New Delhi, Oct. 26: Scientists have sequenced the genome of the honeybee, a major step towards deciphering the biology of a social insect that has evolved a caste system and uses a dance language despite a tiny brain.

A research team spread across five continents has determined the complete sequence of genetic alphabets in honeybee DNA, a feat that provides fresh insights into how honeybees differ from other insects and how their genes might play a role in their social hierarchy.

The sequence study, published today in the journal Nature, shows that honeybees have more genes for smell than other insects and new genes for nectar and pollen utilisation, consistent with their ecology and their social organisation in beehives.

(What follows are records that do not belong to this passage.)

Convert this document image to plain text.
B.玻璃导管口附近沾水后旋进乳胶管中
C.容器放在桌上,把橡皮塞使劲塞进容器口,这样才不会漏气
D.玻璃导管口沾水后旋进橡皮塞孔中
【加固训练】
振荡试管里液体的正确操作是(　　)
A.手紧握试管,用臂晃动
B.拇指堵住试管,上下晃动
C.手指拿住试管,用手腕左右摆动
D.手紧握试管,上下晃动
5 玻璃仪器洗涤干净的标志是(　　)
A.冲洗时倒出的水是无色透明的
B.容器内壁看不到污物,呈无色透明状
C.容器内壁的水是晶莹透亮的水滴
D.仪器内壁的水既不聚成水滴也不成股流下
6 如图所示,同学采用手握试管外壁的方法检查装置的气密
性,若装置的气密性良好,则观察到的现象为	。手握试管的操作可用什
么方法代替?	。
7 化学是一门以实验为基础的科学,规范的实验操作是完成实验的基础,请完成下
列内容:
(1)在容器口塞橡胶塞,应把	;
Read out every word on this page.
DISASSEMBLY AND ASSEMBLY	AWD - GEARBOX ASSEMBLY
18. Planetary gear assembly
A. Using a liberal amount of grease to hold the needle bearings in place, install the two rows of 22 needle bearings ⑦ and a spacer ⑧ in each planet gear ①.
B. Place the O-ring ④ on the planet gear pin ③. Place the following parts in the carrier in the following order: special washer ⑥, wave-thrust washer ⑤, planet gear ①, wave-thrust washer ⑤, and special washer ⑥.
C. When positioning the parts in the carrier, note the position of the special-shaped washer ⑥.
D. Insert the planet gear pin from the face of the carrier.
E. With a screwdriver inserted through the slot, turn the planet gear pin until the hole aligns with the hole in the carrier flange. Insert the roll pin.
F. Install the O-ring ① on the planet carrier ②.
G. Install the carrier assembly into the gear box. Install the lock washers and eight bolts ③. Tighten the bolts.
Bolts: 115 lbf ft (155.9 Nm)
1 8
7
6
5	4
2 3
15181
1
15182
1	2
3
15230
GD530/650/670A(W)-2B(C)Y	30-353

The study also suggests that the honeybee, Apis mellifera, originated in Africa and migrated over time to other continents, just as humans did. The honeybee is the third insect to have its genome sequenced after the fruit fly and the mosquito.

“Already, some tantalising findings have emerged to help us better understand the honeybee,” said Gene Robinson, professor of biology at the University of Illinois at Urbana-Champaign in the US and a project leader with the Honeybee Genome Sequencing Consortium.

The sequence has helped scientists detect novel genetic material that appears to have caste-specific expression and thus plays a role in the social diversification among honeybees.

In a typical honeybee colony, a single queen produces young ones, while worker bees numbering into thousands collect and process food, care for the young, build nests and defend colonies. These workers communicate their discovery of food through a sophisticated “dance language”.

Researchers have also identified genes that encode major proteins in royal jelly, a substance rich in proteins, fats and vitamins that worker-bees perpetually feed a young bee that they have chosen to be their next queen.

The new studies have also shown that queens and workers have different gene expression patterns — some genes are more actively expressed in queens than in workers while others are better expressed in workers than in queens.

“This DNA sequence is a major step towards answering a basic question of social evolution: at the genomic level what does it take to engineer an advanced colonial insect?” Harvard University biologist Edward . Wilson said in Nature.

In related papers in the journals Science and Genome Research this week, scientists have reported the discovery of genes and peptides active in the honeybee brain that may contribute to behaviour and presented genetic studies that the Apis mellifera honeybee originated in Africa.

“Neuropeptides undoubtedly play a role in the bees’ shift from working in the hive to foraging, displaying and interpreting dance language and in defending the hive,” said Jonathan Sweedler, a consortium team member at the University of Illinois.